If you want to risk the use of minerals in soils, you should also pay attention to the capture of nitrogens by soils. The agriculture is a major generator of NO and NO2, and contribute therefore significantly to the warming of the climate. Some minerals, such as byproducts of the aluminum industry can be used to fix nitrogen in the soil.
These issues are worth a cruisade, but you need to fix yourseld simple and realistic objectives.

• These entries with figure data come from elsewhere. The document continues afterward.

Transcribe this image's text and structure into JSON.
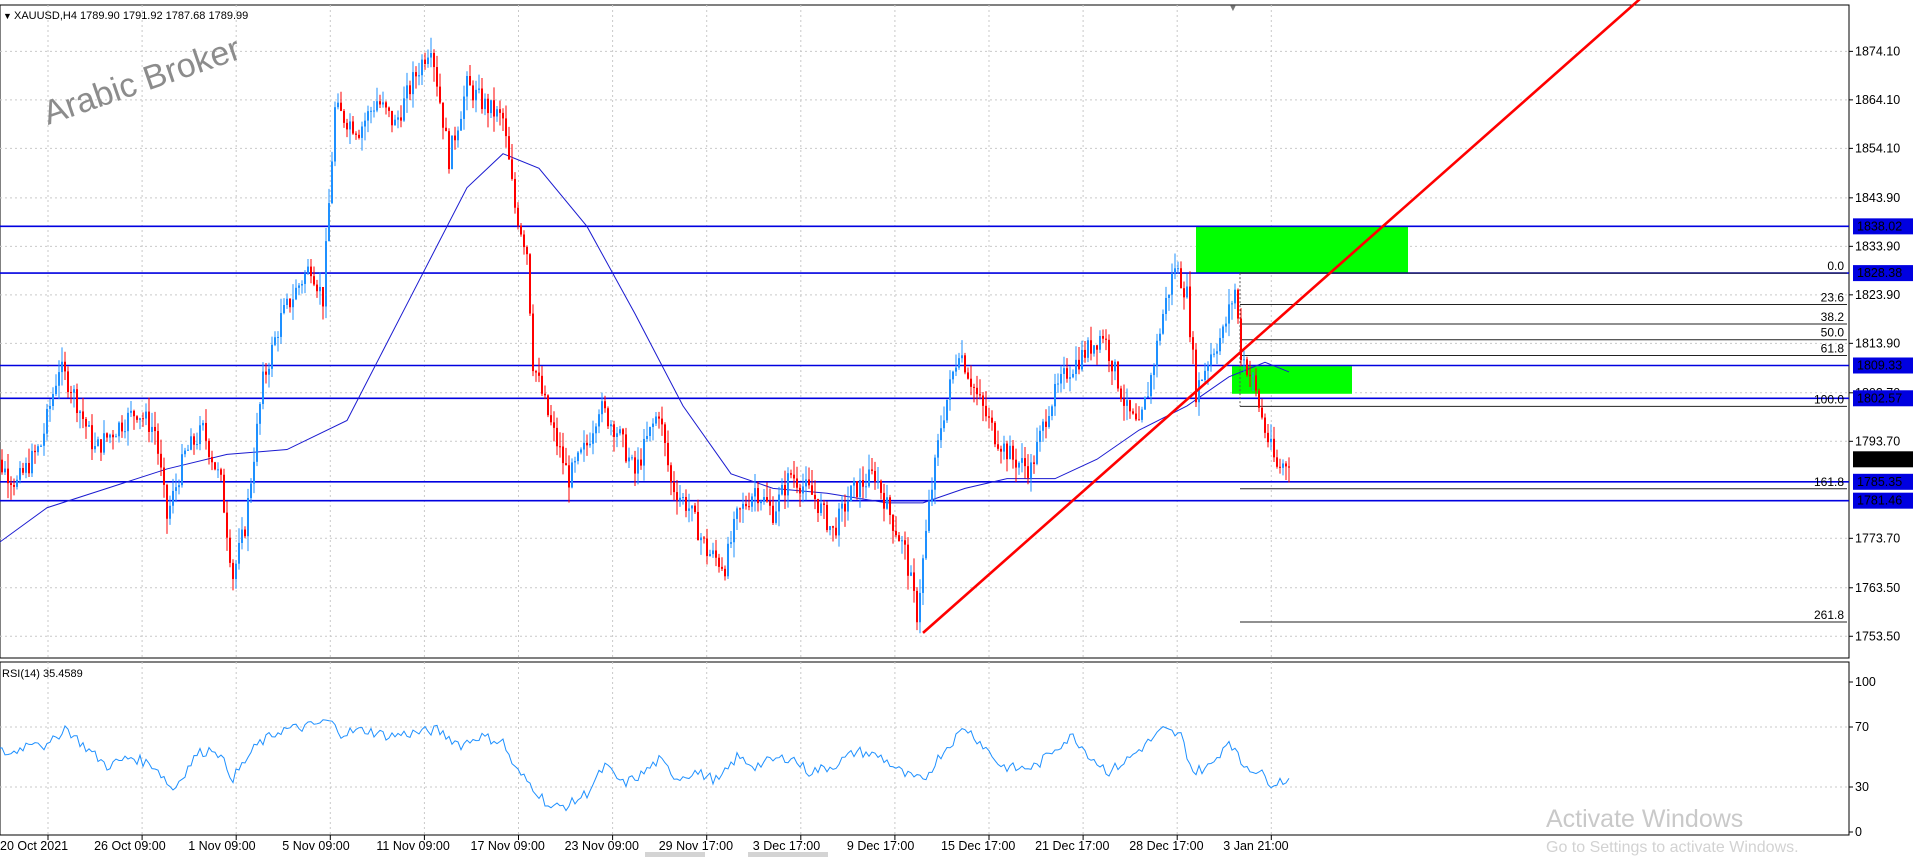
{
  "header": {
    "symbol_info": "XAUUSD,H4  1789.90 1791.92 1787.68 1789.99"
  },
  "watermark": "Arabic Broker",
  "activate_windows": {
    "title": "Activate Windows",
    "subtitle": "Go to Settings to activate Windows."
  },
  "colors": {
    "bull": "#1e90ff",
    "bear": "#ff0000",
    "ma": "#1a1ad0",
    "level_line": "#0000e0",
    "trend": "#ff0000",
    "zone": "#00ff00",
    "rsi": "#1e90ff"
  },
  "chart_data": [
    {
      "type": "candlestick",
      "symbol": "XAUUSD",
      "timeframe": "H4",
      "ohlc_current": {
        "open": 1789.9,
        "high": 1791.92,
        "low": 1787.68,
        "close": 1789.99
      },
      "ylim": [
        1750.4,
        1885.0
      ],
      "y_ticks": [
        "1874.10",
        "1864.10",
        "1854.10",
        "1843.90",
        "1833.90",
        "1823.90",
        "1813.90",
        "1803.70",
        "1793.70",
        "1773.70",
        "1763.50",
        "1753.50"
      ],
      "price_labels": [
        {
          "value": "1838.02",
          "style": "level"
        },
        {
          "value": "1828.38",
          "style": "level"
        },
        {
          "value": "1809.33",
          "style": "level"
        },
        {
          "value": "1802.57",
          "style": "level"
        },
        {
          "value": "1789.99",
          "style": "current"
        },
        {
          "value": "1785.35",
          "style": "level"
        },
        {
          "value": "1781.46",
          "style": "level"
        }
      ],
      "x_labels": [
        "20 Oct 2021",
        "26 Oct 09:00",
        "1 Nov 09:00",
        "5 Nov 09:00",
        "11 Nov 09:00",
        "17 Nov 09:00",
        "23 Nov 09:00",
        "29 Nov 17:00",
        "3 Dec 17:00",
        "9 Dec 17:00",
        "15 Dec 17:00",
        "21 Dec 17:00",
        "28 Dec 17:00",
        "3 Jan 21:00"
      ],
      "horizontal_levels": [
        1838.02,
        1828.38,
        1809.33,
        1802.57,
        1785.35,
        1781.46
      ],
      "fibonacci": {
        "price_0": 1828.38,
        "price_100": 1800.9,
        "levels": [
          {
            "label": "0.0",
            "ratio": 0.0
          },
          {
            "label": "23.6",
            "ratio": 0.236
          },
          {
            "label": "38.2",
            "ratio": 0.382
          },
          {
            "label": "50.0",
            "ratio": 0.5
          },
          {
            "label": "61.8",
            "ratio": 0.618
          },
          {
            "label": "100.0",
            "ratio": 1.0
          },
          {
            "label": "161.8",
            "ratio": 1.618
          },
          {
            "label": "261.8",
            "ratio": 2.618
          }
        ]
      },
      "zones": [
        {
          "name": "upper-supply-zone",
          "price_top": 1838.02,
          "price_bottom": 1828.38
        },
        {
          "name": "lower-zone",
          "price_top": 1809.2,
          "price_bottom": 1803.5
        }
      ],
      "close_path": [
        {
          "t": 0,
          "c": 1792
        },
        {
          "t": 10,
          "c": 1785
        },
        {
          "t": 18,
          "c": 1793
        },
        {
          "t": 24,
          "c": 1809
        },
        {
          "t": 28,
          "c": 1805
        },
        {
          "t": 36,
          "c": 1792
        },
        {
          "t": 44,
          "c": 1797
        },
        {
          "t": 50,
          "c": 1800
        },
        {
          "t": 56,
          "c": 1796
        },
        {
          "t": 60,
          "c": 1778
        },
        {
          "t": 66,
          "c": 1791
        },
        {
          "t": 72,
          "c": 1796
        },
        {
          "t": 78,
          "c": 1785
        },
        {
          "t": 82,
          "c": 1766
        },
        {
          "t": 86,
          "c": 1776
        },
        {
          "t": 92,
          "c": 1806
        },
        {
          "t": 98,
          "c": 1819
        },
        {
          "t": 104,
          "c": 1826
        },
        {
          "t": 108,
          "c": 1830
        },
        {
          "t": 112,
          "c": 1823
        },
        {
          "t": 116,
          "c": 1862
        },
        {
          "t": 124,
          "c": 1858
        },
        {
          "t": 130,
          "c": 1864
        },
        {
          "t": 136,
          "c": 1859
        },
        {
          "t": 142,
          "c": 1868
        },
        {
          "t": 148,
          "c": 1876
        },
        {
          "t": 154,
          "c": 1852
        },
        {
          "t": 160,
          "c": 1867
        },
        {
          "t": 166,
          "c": 1863
        },
        {
          "t": 172,
          "c": 1860
        },
        {
          "t": 176,
          "c": 1842
        },
        {
          "t": 180,
          "c": 1833
        },
        {
          "t": 182,
          "c": 1810
        },
        {
          "t": 188,
          "c": 1797
        },
        {
          "t": 194,
          "c": 1786
        },
        {
          "t": 200,
          "c": 1793
        },
        {
          "t": 204,
          "c": 1801
        },
        {
          "t": 210,
          "c": 1796
        },
        {
          "t": 216,
          "c": 1787
        },
        {
          "t": 220,
          "c": 1794
        },
        {
          "t": 224,
          "c": 1800
        },
        {
          "t": 228,
          "c": 1785
        },
        {
          "t": 234,
          "c": 1780
        },
        {
          "t": 240,
          "c": 1771
        },
        {
          "t": 246,
          "c": 1768
        },
        {
          "t": 250,
          "c": 1778
        },
        {
          "t": 256,
          "c": 1784
        },
        {
          "t": 262,
          "c": 1779
        },
        {
          "t": 268,
          "c": 1787
        },
        {
          "t": 276,
          "c": 1782
        },
        {
          "t": 282,
          "c": 1775
        },
        {
          "t": 288,
          "c": 1783
        },
        {
          "t": 296,
          "c": 1787
        },
        {
          "t": 302,
          "c": 1777
        },
        {
          "t": 306,
          "c": 1771
        },
        {
          "t": 310,
          "c": 1758
        },
        {
          "t": 314,
          "c": 1780
        },
        {
          "t": 318,
          "c": 1797
        },
        {
          "t": 324,
          "c": 1813
        },
        {
          "t": 330,
          "c": 1803
        },
        {
          "t": 336,
          "c": 1795
        },
        {
          "t": 342,
          "c": 1790
        },
        {
          "t": 348,
          "c": 1788
        },
        {
          "t": 354,
          "c": 1801
        },
        {
          "t": 360,
          "c": 1808
        },
        {
          "t": 366,
          "c": 1812
        },
        {
          "t": 372,
          "c": 1816
        },
        {
          "t": 376,
          "c": 1808
        },
        {
          "t": 380,
          "c": 1800
        },
        {
          "t": 384,
          "c": 1796
        },
        {
          "t": 388,
          "c": 1807
        },
        {
          "t": 392,
          "c": 1820
        },
        {
          "t": 396,
          "c": 1830
        },
        {
          "t": 400,
          "c": 1824
        },
        {
          "t": 403,
          "c": 1804
        },
        {
          "t": 408,
          "c": 1812
        },
        {
          "t": 412,
          "c": 1816
        },
        {
          "t": 416,
          "c": 1825
        },
        {
          "t": 418,
          "c": 1812
        },
        {
          "t": 422,
          "c": 1806
        },
        {
          "t": 426,
          "c": 1796
        },
        {
          "t": 430,
          "c": 1788
        },
        {
          "t": 434,
          "c": 1790
        }
      ],
      "ma_points": [
        {
          "t": 0,
          "v": 1771
        },
        {
          "t": 20,
          "v": 1780
        },
        {
          "t": 40,
          "v": 1784
        },
        {
          "t": 60,
          "v": 1788
        },
        {
          "t": 80,
          "v": 1791
        },
        {
          "t": 100,
          "v": 1792
        },
        {
          "t": 120,
          "v": 1798
        },
        {
          "t": 140,
          "v": 1822
        },
        {
          "t": 160,
          "v": 1846
        },
        {
          "t": 172,
          "v": 1853
        },
        {
          "t": 184,
          "v": 1850
        },
        {
          "t": 200,
          "v": 1838
        },
        {
          "t": 216,
          "v": 1820
        },
        {
          "t": 232,
          "v": 1801
        },
        {
          "t": 248,
          "v": 1787
        },
        {
          "t": 262,
          "v": 1784
        },
        {
          "t": 280,
          "v": 1783
        },
        {
          "t": 300,
          "v": 1781
        },
        {
          "t": 312,
          "v": 1781
        },
        {
          "t": 326,
          "v": 1784
        },
        {
          "t": 340,
          "v": 1786
        },
        {
          "t": 356,
          "v": 1786
        },
        {
          "t": 370,
          "v": 1790
        },
        {
          "t": 384,
          "v": 1796
        },
        {
          "t": 400,
          "v": 1801
        },
        {
          "t": 414,
          "v": 1807
        },
        {
          "t": 426,
          "v": 1810
        },
        {
          "t": 434,
          "v": 1808
        }
      ],
      "trendline": {
        "t1": 312,
        "p1": 1754.2,
        "t2": 553,
        "p2": 1886.0
      }
    },
    {
      "type": "line",
      "indicator": "RSI(14) 35.4589",
      "ylim": [
        0,
        100
      ],
      "y_ticks": [
        "100",
        "70",
        "30",
        "0"
      ],
      "values": [
        {
          "t": 0,
          "v": 56
        },
        {
          "t": 8,
          "v": 52
        },
        {
          "t": 16,
          "v": 62
        },
        {
          "t": 20,
          "v": 56
        },
        {
          "t": 26,
          "v": 70
        },
        {
          "t": 32,
          "v": 58
        },
        {
          "t": 40,
          "v": 44
        },
        {
          "t": 48,
          "v": 50
        },
        {
          "t": 56,
          "v": 44
        },
        {
          "t": 62,
          "v": 28
        },
        {
          "t": 70,
          "v": 52
        },
        {
          "t": 76,
          "v": 56
        },
        {
          "t": 82,
          "v": 36
        },
        {
          "t": 90,
          "v": 58
        },
        {
          "t": 98,
          "v": 68
        },
        {
          "t": 106,
          "v": 70
        },
        {
          "t": 114,
          "v": 74
        },
        {
          "t": 118,
          "v": 66
        },
        {
          "t": 126,
          "v": 68
        },
        {
          "t": 134,
          "v": 64
        },
        {
          "t": 142,
          "v": 66
        },
        {
          "t": 150,
          "v": 68
        },
        {
          "t": 158,
          "v": 58
        },
        {
          "t": 164,
          "v": 64
        },
        {
          "t": 172,
          "v": 60
        },
        {
          "t": 176,
          "v": 42
        },
        {
          "t": 182,
          "v": 30
        },
        {
          "t": 188,
          "v": 16
        },
        {
          "t": 194,
          "v": 18
        },
        {
          "t": 200,
          "v": 26
        },
        {
          "t": 206,
          "v": 44
        },
        {
          "t": 212,
          "v": 32
        },
        {
          "t": 218,
          "v": 38
        },
        {
          "t": 224,
          "v": 48
        },
        {
          "t": 230,
          "v": 36
        },
        {
          "t": 236,
          "v": 40
        },
        {
          "t": 244,
          "v": 34
        },
        {
          "t": 250,
          "v": 50
        },
        {
          "t": 256,
          "v": 44
        },
        {
          "t": 262,
          "v": 48
        },
        {
          "t": 268,
          "v": 50
        },
        {
          "t": 274,
          "v": 40
        },
        {
          "t": 282,
          "v": 44
        },
        {
          "t": 290,
          "v": 54
        },
        {
          "t": 298,
          "v": 50
        },
        {
          "t": 306,
          "v": 38
        },
        {
          "t": 312,
          "v": 34
        },
        {
          "t": 318,
          "v": 52
        },
        {
          "t": 326,
          "v": 70
        },
        {
          "t": 332,
          "v": 58
        },
        {
          "t": 338,
          "v": 44
        },
        {
          "t": 344,
          "v": 42
        },
        {
          "t": 350,
          "v": 44
        },
        {
          "t": 356,
          "v": 56
        },
        {
          "t": 362,
          "v": 64
        },
        {
          "t": 368,
          "v": 50
        },
        {
          "t": 374,
          "v": 40
        },
        {
          "t": 380,
          "v": 48
        },
        {
          "t": 386,
          "v": 58
        },
        {
          "t": 392,
          "v": 68
        },
        {
          "t": 398,
          "v": 64
        },
        {
          "t": 402,
          "v": 40
        },
        {
          "t": 408,
          "v": 44
        },
        {
          "t": 414,
          "v": 62
        },
        {
          "t": 418,
          "v": 46
        },
        {
          "t": 424,
          "v": 40
        },
        {
          "t": 428,
          "v": 33
        },
        {
          "t": 434,
          "v": 35
        }
      ]
    }
  ]
}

The long-term impact on the soil of the introduction of aluminosilicate minerals is very positive, heavy soils (clay, chernozem, salt marshes) become lighter and more fertile and only depleted and poor soils (sand) do not improve. But if you add not Basalt, but Saponite (clay mineral), then they also improve. Soil acidity is also significantly reduced. The effect of the impact of layered and porous silicates on soil fertility has been studied by several scientific Institutes of Ukraine for many years. and No adverse effects were found.
It is much more effective to introduce into the soil not Basalt, but Zeolite. Its sorption and, which is very important, ion exchange capacity is much higher. Its use in soils has been used in Europe for over 30 years. The effect is only positive. Giving a yield increase of up to 30%. The use of Zeolites and Saponite to improve soil fertility has a long history in Ukraine. In addition, the energy consumption for grinding Basalt, in comparison with the consumption for grinding Zeolite 2 1, for grinding Saponite in general 2 0, 5. Because Zeolite is porous and easier to grind than Basal, and Saponite is a three-layer clay. In the United States there are large deposits of zeolites, and there are much more basalts, but the cost of grinding them is also much higher.